The most obvious example of this is the term “pro-life,” the nonsensical term anti-abortion activists have adopted to sanitize their stance against bodily autonomy. But today, with abortion rights being rescinded across the country, it’s more important than ever that we call restrictions on this vital procedure what they actually are: slavery.

What is slavery if not claiming dominion over a body that isn’t yours? And in this case, right-wing lawmakers are claiming ownership over the bodies of pregnant people because they claim to have a vested interest in the babies those bodies can produce. It is literally forced labor. 

And fortunately, I’m far from the only person making this connection. In an article for Ms. magazine last month, lawyer Carrie Baker explained the brutal enslavement that is forced birth:

Even though largely uncompensated in the United States, pregnancy, labor and childbirth are still work. Surrogates receive tens of thousands of dollars for this work. Regardless of compensation or not, the work of gestating and birthing a child is an intimate, invasive, grueling form of labor. When undertaken willingly, childbearing can be a labor of love. But when states force this labor on a woman, the government is imposing a form of involuntary servitude prohibited by the 13th Amendment.
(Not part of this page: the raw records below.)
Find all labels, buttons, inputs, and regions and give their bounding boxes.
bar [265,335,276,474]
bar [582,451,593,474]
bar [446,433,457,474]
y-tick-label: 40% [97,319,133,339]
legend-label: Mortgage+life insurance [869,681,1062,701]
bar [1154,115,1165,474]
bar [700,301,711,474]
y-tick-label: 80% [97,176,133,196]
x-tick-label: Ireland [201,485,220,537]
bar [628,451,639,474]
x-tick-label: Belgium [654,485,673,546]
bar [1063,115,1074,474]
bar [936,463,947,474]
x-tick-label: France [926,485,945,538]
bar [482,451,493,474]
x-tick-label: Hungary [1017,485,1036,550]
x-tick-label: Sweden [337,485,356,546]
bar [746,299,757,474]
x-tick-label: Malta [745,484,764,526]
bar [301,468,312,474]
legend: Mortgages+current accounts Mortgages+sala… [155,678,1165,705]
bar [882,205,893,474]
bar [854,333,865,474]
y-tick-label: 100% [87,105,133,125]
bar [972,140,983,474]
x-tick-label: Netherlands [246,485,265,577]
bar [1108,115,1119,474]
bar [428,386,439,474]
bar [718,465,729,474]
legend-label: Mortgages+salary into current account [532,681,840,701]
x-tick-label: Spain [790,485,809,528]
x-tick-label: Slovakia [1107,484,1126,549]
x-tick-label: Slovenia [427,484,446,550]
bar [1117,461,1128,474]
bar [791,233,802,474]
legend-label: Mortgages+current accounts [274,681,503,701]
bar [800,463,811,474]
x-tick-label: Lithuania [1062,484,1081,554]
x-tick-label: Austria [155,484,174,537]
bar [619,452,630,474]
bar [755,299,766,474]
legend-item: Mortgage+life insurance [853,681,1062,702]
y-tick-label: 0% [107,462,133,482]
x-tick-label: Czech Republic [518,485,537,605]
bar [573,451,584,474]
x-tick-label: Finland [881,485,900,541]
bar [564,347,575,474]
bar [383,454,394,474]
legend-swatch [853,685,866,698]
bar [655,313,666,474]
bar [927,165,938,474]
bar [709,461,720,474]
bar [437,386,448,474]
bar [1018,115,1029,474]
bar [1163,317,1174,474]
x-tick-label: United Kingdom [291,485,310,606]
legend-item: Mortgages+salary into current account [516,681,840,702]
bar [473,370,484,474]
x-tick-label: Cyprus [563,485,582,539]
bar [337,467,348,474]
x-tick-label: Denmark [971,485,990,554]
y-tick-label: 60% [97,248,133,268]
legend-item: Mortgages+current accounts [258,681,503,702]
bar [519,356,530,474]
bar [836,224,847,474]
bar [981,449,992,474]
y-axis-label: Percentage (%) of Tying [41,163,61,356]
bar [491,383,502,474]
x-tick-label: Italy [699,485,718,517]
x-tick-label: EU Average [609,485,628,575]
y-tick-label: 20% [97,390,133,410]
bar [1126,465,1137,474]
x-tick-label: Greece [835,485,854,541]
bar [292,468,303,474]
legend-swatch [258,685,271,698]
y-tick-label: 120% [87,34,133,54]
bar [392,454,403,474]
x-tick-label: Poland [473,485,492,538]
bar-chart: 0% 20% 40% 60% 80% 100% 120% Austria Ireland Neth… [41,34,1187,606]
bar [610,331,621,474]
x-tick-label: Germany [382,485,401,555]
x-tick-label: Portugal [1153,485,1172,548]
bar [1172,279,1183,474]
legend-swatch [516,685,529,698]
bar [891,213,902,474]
The 13th Amendment bars slavery or indentured servitude “except as punishment for a crime,” and states are clearly violating it by forcing women into unwanted pregnancies. 

Planned Parenthood CEO Alexis McGill Johnson made a similar link during an interview with MSNBC’s Andrea Mitchell just this week, saying states barring women from traveling to undergo abortions “hearkens back to slavery.” That was a reference to fugitive slave laws, which predated the 13th Amendment and mandated that enslaved people who escaped be returned to the people who owned them. 

Texas and Oklahoma already have constitutionally dubious laws on the books prohibiting women from leaving the state to get abortions, and more GOP-led states are expected to introduce similar laws. 

Writing for The Nation about a similar proposal in Missouri, legal scholar Elie Mystal also drew ties between abortion laws and fugitive slave laws. In a post published in March, he said these states “are borrowing traces of the sadistic logic and psychological tactics of this country’s enslavers."

"They’re trying to intimidate and demoralize people, until those people give up on trying to break free," he wrote.

It should come as no surprise that the Confederate-obsessed GOP is trying to mimic the social environment its violently anti-American forefathers created before the Civil War. But when Republicans pass policies in pursuit of that goal, it’s incumbent on all of us to name it what it is: slavery revisited.